To George Jefferson
Monticello Apr. 18. 99.
I have to acknolege your several favors of Mar. 18 & 26. and Apr. 1. & 8. the contents of which have been attended to. the corks by mr Richardson are received, & the packages by the little Jim are said to have arrived at Milton last night with some of Dr. Bache’s goods. since my last 4. hhds of my tobo. from this place have gone down. we began to be under great apprehension (and there is certainly great reason for it) that the tobaccoes from this warehouse would a great part of them remain here. I have therefore with great difficulty got a William Johnson to oblige himself to carry the residue of mine at his next trip. to do this I was obliged to engage to give him a backload of from 4. to 6. M weight. this I hope you will be able to make good out of Dr.

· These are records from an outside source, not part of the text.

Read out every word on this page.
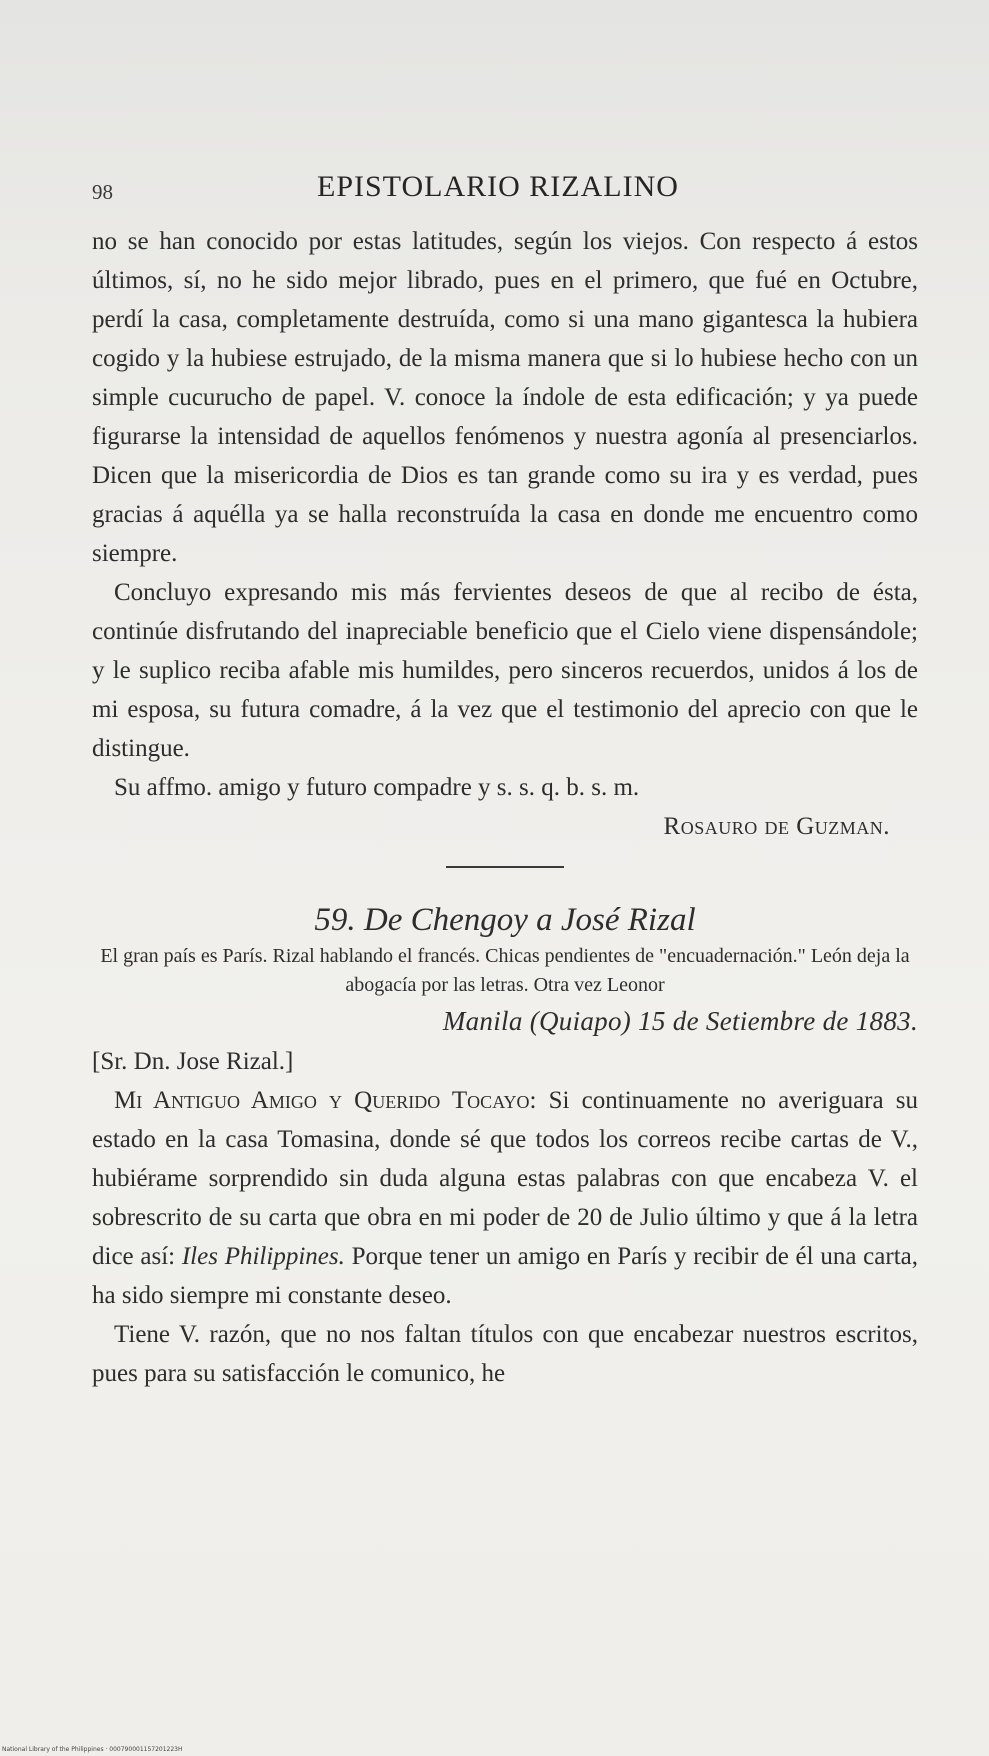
98	EPISTOLARIO RIZALINO

no se han conocido por estas latitudes, según los viejos. Con respecto á estos últimos, sí, no he sido mejor librado, pues en el primero, que fué en Octubre, perdí la casa, completamente destruída, como si una mano gigantesca la hubiera cogido y la hubiese estrujado, de la misma manera que si lo hubiese hecho con un simple cucurucho de papel. V. conoce la índole de esta edificación; y ya puede figurarse la intensidad de aquellos fenómenos y nuestra agonía al presenciarlos. Dicen que la misericordia de Dios es tan grande como su ira y es verdad, pues gracias á aquélla ya se halla reconstruída la casa en donde me encuentro como siempre.

Concluyo expresando mis más fervientes deseos de que al recibo de ésta, continúe disfrutando del inapreciable beneficio que el Cielo viene dispensándole; y le suplico reciba afable mis humildes, pero sinceros recuerdos, unidos á los de mi esposa, su futura comadre, á la vez que el testimonio del aprecio con que le distingue.

Su affmo. amigo y futuro compadre y s. s. q. b. s. m.

Rosauro de Guzman.

59. De Chengoy a José Rizal

El gran país es París. Rizal hablando el francés. Chicas pendientes de "encuadernación." León deja la abogacía por las letras. Otra vez Leonor

Manila (Quiapo) 15 de Setiembre de 1883.

[Sr. Dn. Jose Rizal.]

Mi Antiguo Amigo y Querido Tocayo: Si continuamente no averiguara su estado en la casa Tomasina, donde sé que todos los correos recibe cartas de V., hubiérame sorprendido sin duda alguna estas palabras con que encabeza V. el sobrescrito de su carta que obra en mi poder de 20 de Julio último y que á la letra dice así: Iles Philippines. Porque tener un amigo en París y recibir de él una carta, ha sido siempre mi constante deseo.

Tiene V. razón, que no nos faltan títulos con que encabezar nuestros escritos, pues para su satisfacción le comunico, he

National Library of the Philippines · 000790001157201223H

Bache’s or mr Trist’s goods, letting him understand that it is by my procurement as my own things were come away. and if my nailrod (which I understand by Richardson is come from Carolina to Richmond) should come in time, I should wish him to have a preference for it as an encouragement to oblige me hereafter, on his agreeing to bring it @ ⅓ the faggot the price I pay to others.—be assured there is no reason to fear for the price of tobo. and that the stories on that subject have been fabrications, whether in England or America I know not. but it is just as possible for a stone to fall upwards as for the price of tobo. to have fallen in Europe before their actual reciept of the present crop. I believe the present crop will barely satisfy the market without lowering the price, and that the continuance or fall of price depends altogether on the crop now to be planted, whether that be plentiful or short. Brown & Burton gave J. Harris of this county 10. D. lately. I am with great esteem Dear Sir
Your affectionate friend
PrC (MHi); at foot of text: “Mr. George Jefferson”; endorsed by TJ in ink on verso.